Monday, March 19, 2012

Books

From my karate library (which consists of 74 books - I just counted) I have only three which show Kanku-sho. Two of these are by the same author, Hirokazu Kanazawa, and the other is volume 9 of Masatoshi Nakayama's Best Karate series. I have a real affection for the older JKA manuals and videos, but at the same time it was Kanazawa (who used to be JKA, of course) who first impressed me as an individual. At our club we tend to go to Kanazawa for reference when needed.

Best Karate vol. 9 was published in 1985 (by Kodansha International), and is a departure from previous manuals in the series in that the photographs are not cut-outs, but complete with backgrounds. It's much nicer, I think, than the cut-outs - though those are perfectly adequate, if a little wonky at times! Mikio Yahara demonstrates Kanku-sho in this book, with the other kata contained in that volume being Bassai-sho and Chinte.
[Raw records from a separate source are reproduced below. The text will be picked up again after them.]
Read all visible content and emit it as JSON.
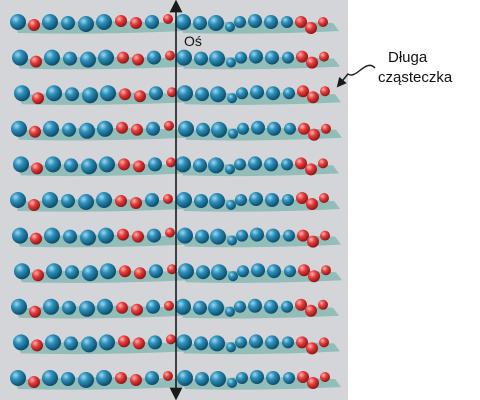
{
  "diagram": {
    "axis_label": "Oś",
    "callout_label": [
      "Długa",
      "cząsteczka"
    ],
    "molecule_rows": 11,
    "colors": {
      "panel": "#d3d5d8",
      "shadow": "#86b9b3",
      "large_atom": "#1f7ea6",
      "small_atom": "#e23a3a",
      "axis": "#1a1a1a"
    }
  }
}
The older Kanazawa book is one I owned a long time ago, got rid of in a book-purge, and then re-purchased a few years ago because I missed it - it is Shotokan Karate International Kata vol 2 (published in 1982). The other is Sensei Kanazawa's more recent tome, Karate The Complete Kata (Kodansha International, 2009). This is a wonderful book, largely thanks to having the entire syllabus under one cover, but also because of the useful descriptions accompanying each technique. The only downside is that the photos are tiny, which is where the earlier manual comes into its own with much larger and clearer photographs.
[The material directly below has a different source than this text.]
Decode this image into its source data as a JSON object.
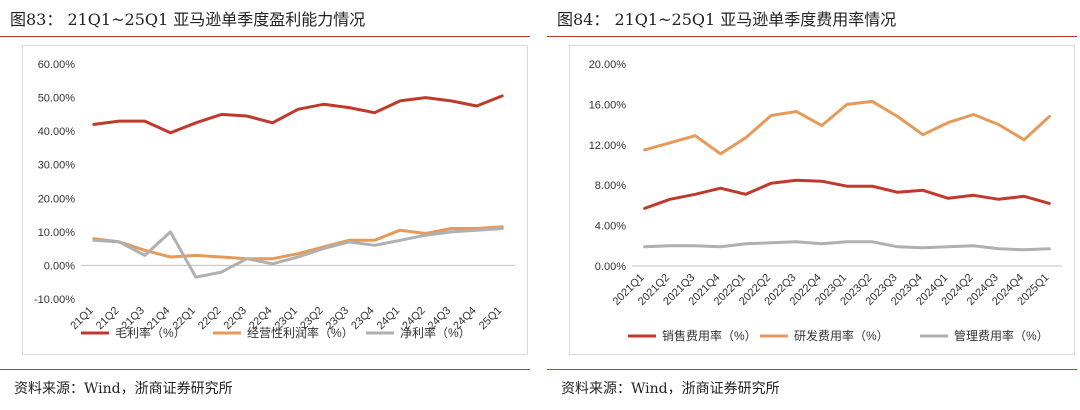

All three include a few basic bunkai at the end of each section, some of it not so good ... for instance, in Best Karate, Yahara demonstrates both the manji-kamae and the kasui-ken as being blocks against two simultaneous attackers. There's also some Hong-Kong-Phooey jumping over a staff. It's all fine for a bit of fun. These are made up for with some fine points of the kata demonstrated by Sensei Nakayama.
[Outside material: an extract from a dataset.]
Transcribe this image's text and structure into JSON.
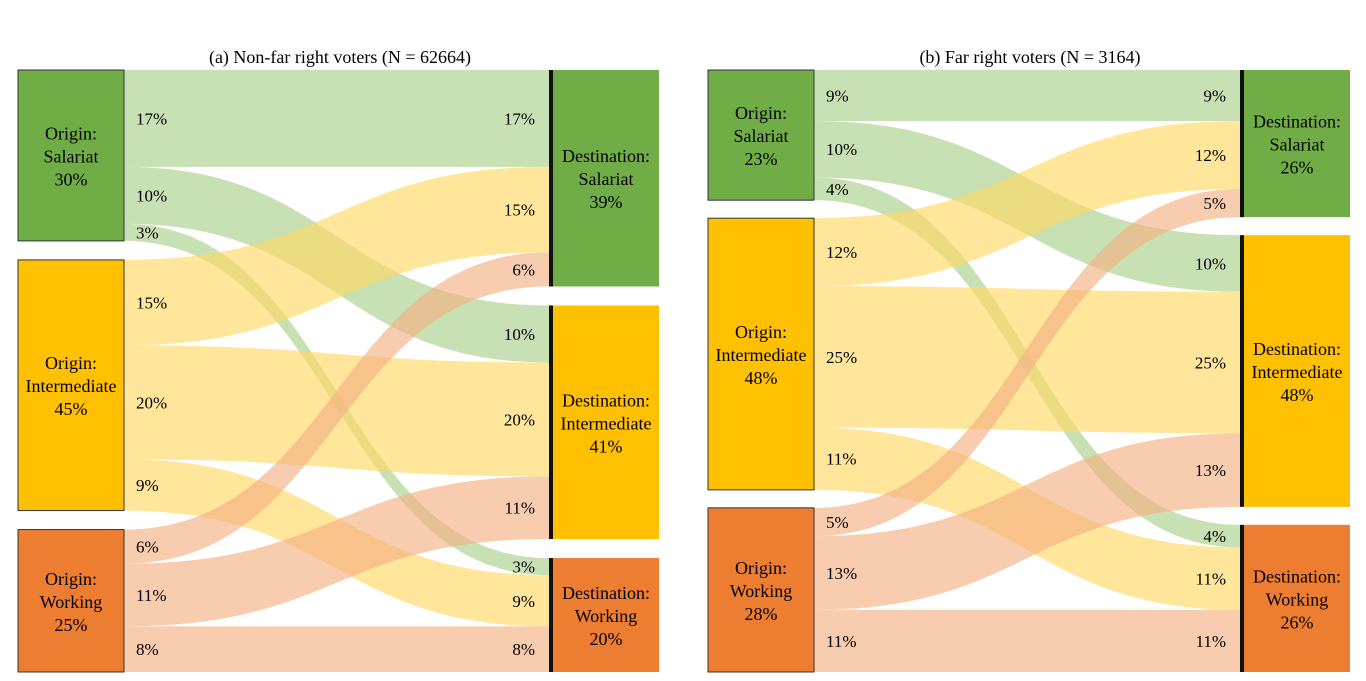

In both his books Kanazawa just shows the same two very simple applications (one technique and one sequence), only in the second one he's 27 years older (but still looking pretty sharp!). He has one of his sempai photographed for the actual kata in the 2009 publication (I couldn't find a name).

There are few minor but notable differences between Kanazawa and the 1980s JKA. Kanazawa includes an osae-uke in the main sequence, whereas Nakayama keeps the open hand out high, purely as a counter-movement to the uraken. In the morote-zuki (kiba dachi), Kanazawa has introduced a middle-level forearm block (ude-uke) in preparation of the side double-punch; Yahara shows just a wind-up for the strike. Kanazawa is more elegant and has standardised what probably otherwise has a lot of variation, though Nakayama could be said to be more pragmatic and direct. The haishu-uke is shown as a jodan technique by Kanazawa whereas the JKA instruct it should be to shoulder level - still technically jodan, but not as high.

If you're after Shotokan manuals for kata, these are certainly among the very best available, and you can see both Kanazawa and Yahara demonstrate Kanku-sho with the aid of YouTube.